Cleanup after thread shutdown

TODO...

Performance and limitations

Too much data causing buffer overflow and trace data drops

String interning

Perfetto allows event names and event categories to be interned by assigning each unique string with an id and emitting the id rather than the string to save space in the output trace files. This feature is implemented via the interned_data, name_iid, and category_iids fields. A few details worth noting:

1. Perfetto uses trusted_packet_sequence_id to identify a single sequence. A single sequence must have monotonically increasing timestamps for its packets. Both Perfetto upstream and cactus-rt's implementation of the tracer gives a sequence id per thread. In cactus-rt, this is especially important as when we pop the data from the queue originating from multiple threads.
2. The iids on their own are not sufficient to identify the string being interned as it is not "globally" unique. It is only unique per sequence (i.e. thus (trusted_packet_sequence_id, iid) is sufficient to identify an interned string). This, along with (1), implies we have to intern strings on a per-thread interner.
3. When a tracing session stops, the string interner states for all known thread tracers are reset. This means a subsequent session will not have the same string iids.

Other notes

Perfetto SDK (upstream) can grab a lock when buffer is full

• It seems that trace events are emitted via the TRACE_EVENT macro, which starts here with TRACE_EVENT_BEGIN.
• This then calls PERFETTO_INTERNAL_TRACK_EVENT_WITH_METHOD.
  • This also calls perfetto_track_event::internal::isDynamicCategory
• This calls perfetto_track_event::TrackEvent::TraceForCategory, which eventually calls:
  • WriteTrackEventImpl which creates the protobuf packet via protozero.
    • This calls TrackEventInternal::WriteEvent
    • which calls NewTracePacket
    • which calls TraceWriterBase::NewTracePacket, which might be TraceWriterImpl::NewTracePacket.

From the other side:

• SharedMemoryArbiterImpl::GetNewChunk grabs a lock
  • called from TraceWriterImpl::GetNewBuffer.
  • This is called from TraceWriterImpl::NewTracePacket. This is called if the chunk is too full for the data.

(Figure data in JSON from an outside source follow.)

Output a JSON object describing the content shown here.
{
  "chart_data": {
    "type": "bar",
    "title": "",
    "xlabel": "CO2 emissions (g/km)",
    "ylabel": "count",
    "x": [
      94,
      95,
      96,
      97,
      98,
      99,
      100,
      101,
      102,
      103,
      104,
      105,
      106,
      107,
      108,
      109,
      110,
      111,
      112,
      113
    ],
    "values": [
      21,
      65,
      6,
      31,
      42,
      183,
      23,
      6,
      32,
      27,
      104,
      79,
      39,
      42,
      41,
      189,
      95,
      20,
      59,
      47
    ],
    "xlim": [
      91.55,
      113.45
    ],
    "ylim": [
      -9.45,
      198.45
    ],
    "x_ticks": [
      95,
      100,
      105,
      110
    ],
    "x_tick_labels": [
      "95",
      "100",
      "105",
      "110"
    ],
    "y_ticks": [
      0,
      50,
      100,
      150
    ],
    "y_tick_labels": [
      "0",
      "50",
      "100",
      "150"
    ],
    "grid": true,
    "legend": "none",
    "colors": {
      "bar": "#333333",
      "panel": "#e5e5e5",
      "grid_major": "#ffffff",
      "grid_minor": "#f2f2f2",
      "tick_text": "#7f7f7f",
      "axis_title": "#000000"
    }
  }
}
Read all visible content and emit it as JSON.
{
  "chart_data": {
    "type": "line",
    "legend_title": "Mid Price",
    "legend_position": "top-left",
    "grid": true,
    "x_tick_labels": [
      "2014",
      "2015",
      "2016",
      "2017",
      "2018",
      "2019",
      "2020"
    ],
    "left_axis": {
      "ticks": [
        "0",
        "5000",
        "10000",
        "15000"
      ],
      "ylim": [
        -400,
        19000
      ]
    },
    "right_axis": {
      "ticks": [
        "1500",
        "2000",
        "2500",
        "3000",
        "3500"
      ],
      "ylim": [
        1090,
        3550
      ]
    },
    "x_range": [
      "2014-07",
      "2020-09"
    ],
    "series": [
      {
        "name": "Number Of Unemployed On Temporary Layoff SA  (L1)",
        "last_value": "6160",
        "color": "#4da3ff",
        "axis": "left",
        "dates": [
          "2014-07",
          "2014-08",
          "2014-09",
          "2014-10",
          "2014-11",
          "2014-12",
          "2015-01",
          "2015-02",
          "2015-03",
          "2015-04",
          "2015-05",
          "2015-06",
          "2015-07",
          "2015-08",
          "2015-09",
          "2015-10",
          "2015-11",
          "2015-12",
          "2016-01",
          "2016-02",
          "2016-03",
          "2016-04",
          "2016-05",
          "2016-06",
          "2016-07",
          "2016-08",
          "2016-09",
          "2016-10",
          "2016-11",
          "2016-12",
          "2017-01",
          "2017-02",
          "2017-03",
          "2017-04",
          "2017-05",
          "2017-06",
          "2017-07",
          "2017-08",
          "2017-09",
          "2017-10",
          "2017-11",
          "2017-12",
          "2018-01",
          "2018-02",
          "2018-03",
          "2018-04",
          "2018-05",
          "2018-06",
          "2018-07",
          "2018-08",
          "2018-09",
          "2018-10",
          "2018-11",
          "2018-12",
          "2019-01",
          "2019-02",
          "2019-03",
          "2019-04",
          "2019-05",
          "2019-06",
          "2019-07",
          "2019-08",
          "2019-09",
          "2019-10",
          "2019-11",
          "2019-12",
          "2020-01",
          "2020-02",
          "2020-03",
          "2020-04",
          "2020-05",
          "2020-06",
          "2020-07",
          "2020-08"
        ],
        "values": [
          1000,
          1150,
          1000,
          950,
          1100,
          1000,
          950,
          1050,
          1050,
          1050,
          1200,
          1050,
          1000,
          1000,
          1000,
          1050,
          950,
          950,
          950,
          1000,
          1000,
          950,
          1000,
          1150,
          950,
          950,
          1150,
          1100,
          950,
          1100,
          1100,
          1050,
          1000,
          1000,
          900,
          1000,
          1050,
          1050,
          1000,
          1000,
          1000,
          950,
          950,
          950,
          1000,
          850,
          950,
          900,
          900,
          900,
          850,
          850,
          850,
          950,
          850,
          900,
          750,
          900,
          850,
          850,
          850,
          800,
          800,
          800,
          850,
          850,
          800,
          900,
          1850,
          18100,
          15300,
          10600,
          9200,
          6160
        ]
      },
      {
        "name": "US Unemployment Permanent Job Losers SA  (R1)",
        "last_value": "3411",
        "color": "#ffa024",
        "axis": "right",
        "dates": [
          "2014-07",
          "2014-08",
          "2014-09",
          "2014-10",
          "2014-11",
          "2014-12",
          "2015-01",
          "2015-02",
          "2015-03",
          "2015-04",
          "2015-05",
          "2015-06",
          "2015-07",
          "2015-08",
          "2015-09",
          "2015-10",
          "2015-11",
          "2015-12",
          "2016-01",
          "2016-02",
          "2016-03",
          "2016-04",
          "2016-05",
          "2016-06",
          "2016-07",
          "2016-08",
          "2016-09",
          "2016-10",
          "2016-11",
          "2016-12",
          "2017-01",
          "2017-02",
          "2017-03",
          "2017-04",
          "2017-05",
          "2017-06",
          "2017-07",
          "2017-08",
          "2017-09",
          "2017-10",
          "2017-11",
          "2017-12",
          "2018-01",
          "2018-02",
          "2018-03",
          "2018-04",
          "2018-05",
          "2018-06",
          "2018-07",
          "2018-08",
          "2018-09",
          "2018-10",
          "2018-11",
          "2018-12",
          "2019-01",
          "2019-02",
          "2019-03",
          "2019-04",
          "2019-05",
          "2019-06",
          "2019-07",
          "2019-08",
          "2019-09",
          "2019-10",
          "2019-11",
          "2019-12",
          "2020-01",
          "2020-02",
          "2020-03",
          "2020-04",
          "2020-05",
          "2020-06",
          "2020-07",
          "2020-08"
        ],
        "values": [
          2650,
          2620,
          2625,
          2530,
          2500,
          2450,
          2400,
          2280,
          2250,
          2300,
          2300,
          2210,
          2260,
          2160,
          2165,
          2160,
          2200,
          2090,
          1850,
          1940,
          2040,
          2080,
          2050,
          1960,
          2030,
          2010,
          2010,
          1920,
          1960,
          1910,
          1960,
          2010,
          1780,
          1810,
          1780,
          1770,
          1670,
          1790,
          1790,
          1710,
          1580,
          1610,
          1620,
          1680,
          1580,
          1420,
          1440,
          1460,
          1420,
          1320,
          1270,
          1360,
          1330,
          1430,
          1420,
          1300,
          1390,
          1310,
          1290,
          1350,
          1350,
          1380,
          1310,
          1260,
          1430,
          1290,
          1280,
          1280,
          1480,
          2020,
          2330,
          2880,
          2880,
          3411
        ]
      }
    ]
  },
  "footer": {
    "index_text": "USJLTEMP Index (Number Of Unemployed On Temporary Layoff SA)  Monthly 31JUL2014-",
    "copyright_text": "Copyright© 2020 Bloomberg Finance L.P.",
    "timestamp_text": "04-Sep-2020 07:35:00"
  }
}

This means that there is a small chance that a lock can be taken, and an even smaller chance that a priority inversion could take place. This means it is not suitable for hard real-time applications and a custom tracing library must be written.

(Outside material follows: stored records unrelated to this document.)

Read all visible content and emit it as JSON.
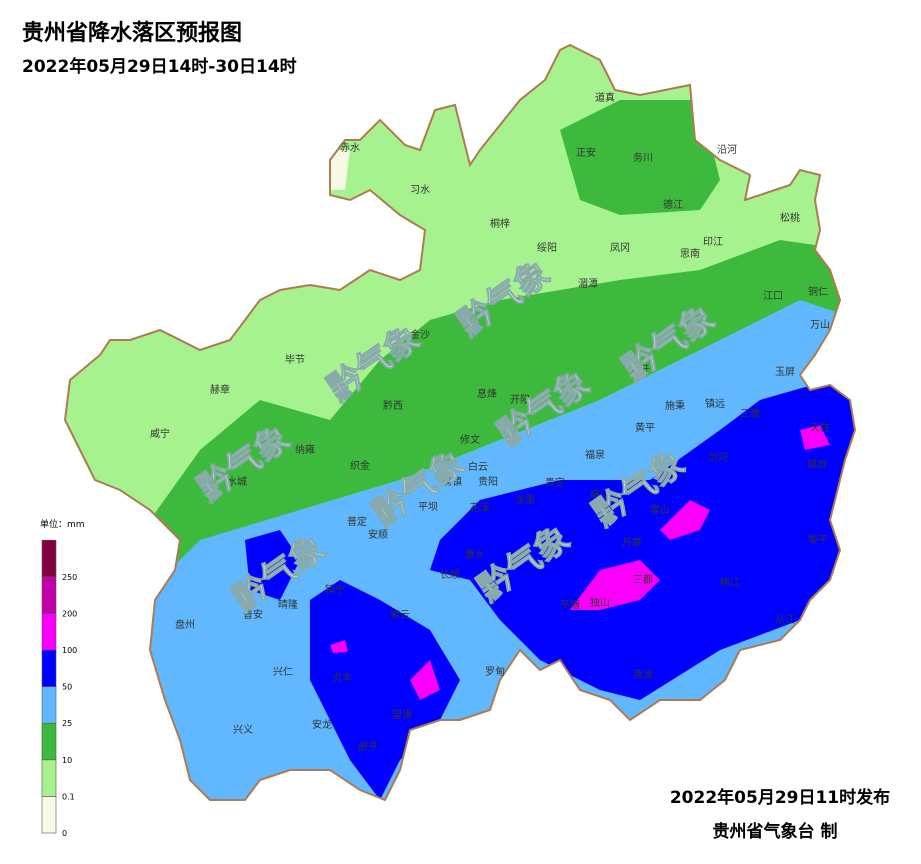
{
  "header": {
    "title": "贵州省降水落区预报图",
    "subtitle": "2022年05月29日14时-30日14时"
  },
  "legend": {
    "unit": "单位：mm",
    "ticks": [
      "0",
      "0.1",
      "10",
      "25",
      "50",
      "100",
      "200",
      "250"
    ],
    "colors": [
      "#f7fbe6",
      "#a6f28e",
      "#3dba3d",
      "#61b8ff",
      "#0000fe",
      "#fa00fa",
      "#c000a8",
      "#800040"
    ]
  },
  "watermark": "黔气象",
  "counties": [
    "道真",
    "正安",
    "务川",
    "沿河",
    "赤水",
    "习水",
    "桐梓",
    "德江",
    "松桃",
    "绥阳",
    "凤冈",
    "印江",
    "思南",
    "湄潭",
    "江口",
    "铜仁",
    "万山",
    "金沙",
    "毕节",
    "赫章",
    "威宁",
    "黔西",
    "息烽",
    "开阳",
    "石阡",
    "玉屏",
    "施秉",
    "镇远",
    "三穗",
    "天柱",
    "黄平",
    "修文",
    "福泉",
    "织金",
    "纳雍",
    "水城",
    "白云",
    "贵阳",
    "清镇",
    "贵定",
    "麻江",
    "剑河",
    "锦屏",
    "平坝",
    "花溪",
    "龙里",
    "雷山",
    "黎平",
    "安顺",
    "普定",
    "丹寨",
    "长顺",
    "惠水",
    "镇宁",
    "三都",
    "晴隆",
    "普安",
    "盘州",
    "榕江",
    "独山",
    "平塘",
    "紫云",
    "从江",
    "兴仁",
    "贞丰",
    "罗甸",
    "荔波",
    "安龙",
    "兴义",
    "望谟",
    "册亨"
  ],
  "footer": {
    "issued": "2022年05月29日11时发布",
    "agency": "贵州省气象台 制"
  }
}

Perfetto SDK string interning

• WriteTrackEventImpl calls TrackEventInternal::WriteEventName which calls InternedEventName::Get, and which is implemented in here.
  • In here there's memory allocation due to LookupAndInsert (called from here) using a std::map.
  • Also GetOrCreateIndex calls new. Likely this means another allocation potential on the hot path.

This means Perfetto uses memory allocation on the hot path, which is not acceptable for cactus-rt due to real-time constraints.

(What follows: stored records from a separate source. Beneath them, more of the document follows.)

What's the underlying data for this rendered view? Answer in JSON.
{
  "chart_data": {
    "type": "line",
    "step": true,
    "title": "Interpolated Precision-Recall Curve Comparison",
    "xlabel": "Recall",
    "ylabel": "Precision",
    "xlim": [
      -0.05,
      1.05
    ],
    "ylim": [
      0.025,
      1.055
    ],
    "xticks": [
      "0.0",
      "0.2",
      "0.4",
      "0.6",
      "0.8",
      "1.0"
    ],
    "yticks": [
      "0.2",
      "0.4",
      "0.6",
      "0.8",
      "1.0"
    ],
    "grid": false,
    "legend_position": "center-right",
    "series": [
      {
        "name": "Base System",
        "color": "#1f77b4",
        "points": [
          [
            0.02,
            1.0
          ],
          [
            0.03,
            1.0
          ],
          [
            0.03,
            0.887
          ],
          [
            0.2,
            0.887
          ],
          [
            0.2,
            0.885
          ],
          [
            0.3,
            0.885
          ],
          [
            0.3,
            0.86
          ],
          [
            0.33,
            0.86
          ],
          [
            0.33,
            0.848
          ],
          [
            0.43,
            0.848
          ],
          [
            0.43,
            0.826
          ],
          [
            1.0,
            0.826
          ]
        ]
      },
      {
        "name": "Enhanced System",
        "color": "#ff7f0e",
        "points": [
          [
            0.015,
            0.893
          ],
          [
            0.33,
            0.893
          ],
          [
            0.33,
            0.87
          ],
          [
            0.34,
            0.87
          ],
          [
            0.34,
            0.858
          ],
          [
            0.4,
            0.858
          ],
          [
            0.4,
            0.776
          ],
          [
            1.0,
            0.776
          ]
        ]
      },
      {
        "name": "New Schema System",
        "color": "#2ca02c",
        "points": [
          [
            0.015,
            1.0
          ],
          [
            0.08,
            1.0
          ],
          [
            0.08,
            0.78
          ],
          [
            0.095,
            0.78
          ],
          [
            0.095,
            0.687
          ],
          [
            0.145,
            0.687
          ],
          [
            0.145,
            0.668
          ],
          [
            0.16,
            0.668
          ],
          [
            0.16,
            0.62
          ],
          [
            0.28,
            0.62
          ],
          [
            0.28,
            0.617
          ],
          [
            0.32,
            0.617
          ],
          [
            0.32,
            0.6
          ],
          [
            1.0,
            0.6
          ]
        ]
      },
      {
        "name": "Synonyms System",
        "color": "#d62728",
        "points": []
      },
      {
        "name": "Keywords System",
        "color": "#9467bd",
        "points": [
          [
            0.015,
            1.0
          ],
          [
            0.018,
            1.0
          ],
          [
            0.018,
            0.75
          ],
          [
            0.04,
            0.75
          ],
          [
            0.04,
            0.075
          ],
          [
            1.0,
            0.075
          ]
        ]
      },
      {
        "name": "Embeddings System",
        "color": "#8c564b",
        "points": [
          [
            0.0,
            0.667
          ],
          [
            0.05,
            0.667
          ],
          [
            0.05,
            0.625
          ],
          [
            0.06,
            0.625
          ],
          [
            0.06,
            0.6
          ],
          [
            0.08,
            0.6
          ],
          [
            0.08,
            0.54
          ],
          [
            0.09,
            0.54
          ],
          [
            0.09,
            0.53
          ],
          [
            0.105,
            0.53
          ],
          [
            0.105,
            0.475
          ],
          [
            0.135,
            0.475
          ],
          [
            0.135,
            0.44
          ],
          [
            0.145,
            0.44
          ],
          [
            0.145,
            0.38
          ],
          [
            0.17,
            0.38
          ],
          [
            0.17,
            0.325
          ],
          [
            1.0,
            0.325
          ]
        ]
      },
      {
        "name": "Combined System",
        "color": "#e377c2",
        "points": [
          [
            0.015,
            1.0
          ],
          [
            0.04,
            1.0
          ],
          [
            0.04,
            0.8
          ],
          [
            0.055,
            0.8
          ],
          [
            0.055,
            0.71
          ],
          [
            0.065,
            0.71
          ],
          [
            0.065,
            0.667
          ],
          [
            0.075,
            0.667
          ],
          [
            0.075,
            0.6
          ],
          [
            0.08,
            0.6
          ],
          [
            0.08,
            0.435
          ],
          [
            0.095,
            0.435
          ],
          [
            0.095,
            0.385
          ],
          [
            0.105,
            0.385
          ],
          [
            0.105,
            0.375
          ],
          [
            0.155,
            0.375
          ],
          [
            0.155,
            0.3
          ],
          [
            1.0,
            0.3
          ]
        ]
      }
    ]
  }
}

Perfetto SDK data dropping counter

Advanced tuning and use cases

One problem with passing tracing data from a SPSC queue is that sometimes the queue can get full. To be real-time-compliant, the SPSC queue within the ThreadTracers are statically allocated and do not expand when it is full. This means trace data can be lost when the volume of trace events is too large.

TODO...